Puis, se penchant vers Mme Arnay, elle demanda :
— Quelle est donc cette jeune fille ? Je ne me rappelle pas l’avoir jamais vue chez vous.
— Ma nièce, Mlle Douvry !
— Mlle Douvry !… N’est-ce pas une personne de ce nom que vous m’aviez proposé d’emmener à Cannes !… Vous savez que je n’ai toujours aucune compagne en perspective !… Je suis bien ennuyée !
La jeune femme avait dit ces derniers mots d’un ton un peu plus élevé, si bien que Suzy les entendit.
Un froid lui passa au cœur. Elle eût voulu ne plus écouter ; mais, les nerfs tendus, elle distingua, avec une impitoyable netteté, la réponse de Mme Arnay, faite pourtant en aparté.
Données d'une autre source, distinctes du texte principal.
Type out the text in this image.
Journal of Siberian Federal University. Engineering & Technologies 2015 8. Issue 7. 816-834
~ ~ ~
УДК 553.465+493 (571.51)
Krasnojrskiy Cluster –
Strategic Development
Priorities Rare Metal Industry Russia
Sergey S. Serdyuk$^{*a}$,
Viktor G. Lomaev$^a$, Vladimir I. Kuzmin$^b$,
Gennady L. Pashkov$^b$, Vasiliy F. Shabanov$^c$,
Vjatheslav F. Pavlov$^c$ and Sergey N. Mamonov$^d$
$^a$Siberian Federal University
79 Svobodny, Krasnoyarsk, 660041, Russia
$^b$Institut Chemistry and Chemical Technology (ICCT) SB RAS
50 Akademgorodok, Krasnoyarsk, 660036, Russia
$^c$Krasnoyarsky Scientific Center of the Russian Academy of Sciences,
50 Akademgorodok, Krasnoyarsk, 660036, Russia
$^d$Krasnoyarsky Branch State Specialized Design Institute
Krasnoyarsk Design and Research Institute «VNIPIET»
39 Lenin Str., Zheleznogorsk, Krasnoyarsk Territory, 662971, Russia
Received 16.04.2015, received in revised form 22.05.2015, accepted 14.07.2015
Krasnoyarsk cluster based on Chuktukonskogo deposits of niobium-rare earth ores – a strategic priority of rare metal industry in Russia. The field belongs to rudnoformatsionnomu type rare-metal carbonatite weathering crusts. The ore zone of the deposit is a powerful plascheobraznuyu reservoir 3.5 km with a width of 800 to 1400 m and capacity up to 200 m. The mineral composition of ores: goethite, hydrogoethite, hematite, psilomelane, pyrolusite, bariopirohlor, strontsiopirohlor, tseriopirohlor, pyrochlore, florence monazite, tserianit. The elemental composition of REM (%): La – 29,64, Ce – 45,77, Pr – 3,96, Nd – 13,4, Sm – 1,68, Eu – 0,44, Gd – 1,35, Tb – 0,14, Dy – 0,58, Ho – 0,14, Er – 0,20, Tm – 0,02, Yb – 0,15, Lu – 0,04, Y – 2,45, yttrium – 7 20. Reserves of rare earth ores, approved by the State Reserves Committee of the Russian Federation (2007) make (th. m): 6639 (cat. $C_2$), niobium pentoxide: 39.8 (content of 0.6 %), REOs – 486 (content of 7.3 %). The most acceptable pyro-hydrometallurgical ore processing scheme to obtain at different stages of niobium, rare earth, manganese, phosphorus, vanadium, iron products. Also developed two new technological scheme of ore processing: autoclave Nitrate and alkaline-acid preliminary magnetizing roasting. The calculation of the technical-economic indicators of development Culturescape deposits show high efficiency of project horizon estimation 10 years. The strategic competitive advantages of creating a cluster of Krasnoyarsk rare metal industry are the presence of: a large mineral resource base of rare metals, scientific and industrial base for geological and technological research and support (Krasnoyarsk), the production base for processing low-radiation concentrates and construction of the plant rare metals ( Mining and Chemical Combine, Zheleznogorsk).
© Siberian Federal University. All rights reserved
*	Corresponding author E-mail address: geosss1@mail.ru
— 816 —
— Chère madame, je ne sais vraiment qui vous adresser. C’est de ma nièce même que je vous avais parlé. Je vous ai expliqué, je crois, par quelle suite de circonstances elle aurait pu et dû accepter votre proposition. Mais elle ne s’est pas décidée et, à mon avis, elle a eu grand tort…
Lady Graham n’insista pas. Mais tandis qu’elle se mêlait à la conversation générale, ses yeux vifs allaient sans cesse vers Suzy qui causait fiévreusement dans le cercle des jeunes filles.
Un instant, leurs regards se rencontrèrent comme si un aimant les eût attirés l’un vers l’autre.